A practical checklist for developers who want forms that work for everyone.


Forms are where users get real work done - signing up, checking out, applying, booking, and everything in between. When a form isn't accessible, people don't just get frustrated; many are locked out of the product entirely. The good news: most form accessibility issues come from a small handful of repeat offenders, and each one has a clear fix.

Here are seven of the most common mistakes we see in AccessGuard audits, along with practical ways to fix them.

1. Missing or improperly associated labels

Every input needs a visible, programmatically associated label. Screen readers rely on that association to announce what the field is for. A nearby piece of text isn't enough - the <label> must be tied to the input.

Fix: Use <label for="email">Email</label> with a matching id="email" on the input, or wrap the input inside the <label>.

2. Using placeholder text as a label

Placeholders disappear as soon as the user starts typing, have poor contrast by default, and aren't consistently announced by assistive technologies. They're hints, not labels.

Fix: Always pair a persistent visible label with the input. Use the placeholder only for example formats like "[email protected]".

3. Signalling errors with color alone

A red border tells a sighted user something is wrong, but conveys nothing to users with low vision, color blindness, or screen readers. Color should reinforce meaning, not carry it alone.

Fix: Combine color with an icon, a clear text message, and a programmatic association via aria-describedby so the error is announced when the field gets focus.

4. Error messages that screen readers never hear

Inline validation often updates the DOM silently. A sighted user sees the message appear; a screen reader user has no idea anything changed.

Fix: Mark invalid fields with aria-invalid="true", connect them to their error text with aria-describedby, and put summary messages in a live region (role="alert" or aria-live="polite").

5. Missing autocomplete attributes

The autocomplete attribute isn't just a convenience - it's a WCAG 2.1 success criterion (1.3.5) and a huge help for users with motor or cognitive disabilities who rely on browser autofill.

Fix: Add the appropriate tokens, such as autocomplete="email", autocomplete="given-name", or autocomplete="postal-code", to every applicable field.

6. Keyboard traps in custom controls

Custom date pickers, combo boxes, and modal dialogs frequently trap keyboard users or skip focus in unexpected ways. If a user can't Tab in and Tab back out, the control is broken.

Fix: Test every custom widget using only the keyboard. Follow the ARIA Authoring Practices patterns, manage focus explicitly when dialogs open and close, and return focus to the triggering element on dismiss.

7. Unclear required-field indication

A lone red asterisk is easy to miss and often isn't announced. Users shouldn't have to guess which fields are mandatory or discover it only on submit.

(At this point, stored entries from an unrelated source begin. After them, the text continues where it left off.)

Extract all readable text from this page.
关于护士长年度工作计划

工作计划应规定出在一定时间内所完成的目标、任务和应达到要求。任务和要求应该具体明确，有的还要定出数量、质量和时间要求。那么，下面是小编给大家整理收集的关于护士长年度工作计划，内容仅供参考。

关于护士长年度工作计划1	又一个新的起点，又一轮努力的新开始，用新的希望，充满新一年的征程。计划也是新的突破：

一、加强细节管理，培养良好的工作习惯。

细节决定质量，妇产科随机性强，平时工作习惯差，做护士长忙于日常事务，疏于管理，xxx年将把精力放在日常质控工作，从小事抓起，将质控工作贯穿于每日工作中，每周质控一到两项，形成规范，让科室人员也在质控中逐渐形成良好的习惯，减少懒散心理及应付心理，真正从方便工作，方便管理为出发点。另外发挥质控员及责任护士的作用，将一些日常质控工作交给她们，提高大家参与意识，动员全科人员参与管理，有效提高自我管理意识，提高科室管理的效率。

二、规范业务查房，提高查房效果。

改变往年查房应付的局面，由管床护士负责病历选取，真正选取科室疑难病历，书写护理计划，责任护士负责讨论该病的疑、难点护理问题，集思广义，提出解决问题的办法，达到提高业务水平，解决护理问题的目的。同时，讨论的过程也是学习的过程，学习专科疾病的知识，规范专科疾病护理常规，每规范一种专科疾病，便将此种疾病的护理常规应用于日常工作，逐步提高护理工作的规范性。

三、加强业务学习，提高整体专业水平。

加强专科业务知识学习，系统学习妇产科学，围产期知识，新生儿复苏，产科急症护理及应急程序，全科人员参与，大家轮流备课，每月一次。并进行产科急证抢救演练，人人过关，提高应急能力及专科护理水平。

Fix: Use required (or aria-required="true" for custom controls), include the word "required" in the visible label or helper text, and explain what the asterisk means at the top of the form.

A quick self-check

Before shipping your next form, run through this short list: every field has a real label, errors are announced and not color-only, autocomplete is set, the entire flow works with keyboard only, and required fields are obvious both visually and programmatically. Nail those five things and you're ahead of the vast majority of forms on the web.

Accessible forms aren't a separate, heavier version of your product - they're simply better forms. Everyone benefits: faster autofill, clearer errors, fewer abandoned submissions, and a product that works for more of the people you're building for.